Il arrive que les secrets ni se secrètent ni n’induisent que des supputations. Ils se peut qu’ils suppurent, c’est pourquoi les cacher sous des grumeaux de peinture ne suffit pas. De la peau suinte un sale air de la peur.
Angèle Casanova ne fait à ce titre pas forcément dans l’angélique. Et les secrets moutonnent plus coté cauchemar que rêve. Le premier soulève l’auteure. Il est vrai aussi légère sinon qu’une plume — avec ces 41 grammes d’âme — du moins qu’un colibri. Toutefois, ses secrets la plombent et écrire devient pour elle un moyen d’exprimer, en des suites de tableaux parisiens, ce qui ravit Cauda mais pour une fois de manière noire.
Le Killer aime les histoires de poupées brisées. Qu’elles soient vraies ou fausses, de porcelaine ou port de laine, gigognes ou girondes ne lui importe pas. Mais, toutefois ici, ses dessins se font bien plus sombres et moins lestes que parfois : la voie n’est pas rose à qui traîne sur des secrétaires ou des tapis que la vie perce.
En quelques thématiques clés (peinture, secret, poupée, porte, dentifrice, …) surgissent, sans appuyer, des presque rien qui font un tout. Mais Angèle Casanova n’est pas de celles qui se lamentent et ses histoires de fantômes — plutôt que de faire le tri sélectif des choses qui pourraient la blesser — rêvent de créer des bêtes à deux dos que Cauda se serait fait un malin plaisir de dessiner.

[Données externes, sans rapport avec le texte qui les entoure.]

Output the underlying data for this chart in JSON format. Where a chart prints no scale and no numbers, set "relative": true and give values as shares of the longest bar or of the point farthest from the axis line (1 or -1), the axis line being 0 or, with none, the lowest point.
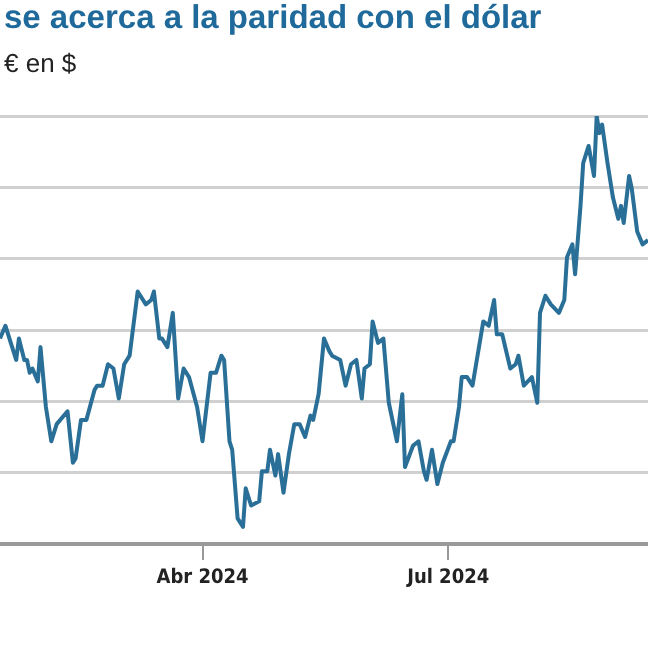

Mai,s sans qu’une porte — comme une bouche - soit forcément ouverte ou fermée, “ça suit son cours” comme disait un héros de Beckett là où — dans un univers à la Lang (Fritz pas Jack), et comme Cauda le rappelle, tout s’arrime entre une angoisse et un sentiment d’existence sur lequel il n’est pas facile de mettre un nom mais qui constitue le charme profond du livre.
L’héroïne peut y crier pour nous, les mutiques, afin que nous puissions gueuler avec les autres. Sans doute parce qu’elle est plus vivante que nous. Elle creuse, creuse comme jadis Forrest Gump courait. Et de la terre matrice et caverne jailliront peut être un peu moins les monstres et leur rouge sang.
Pour autant, le chemin reste long. C’est beau et envoûtant.
jean-paul gavard-perret
Angèle Casanova & Jacques Cauda, Terre creuse, Z4 éditions, 2020, 110 p. — 14,00 €.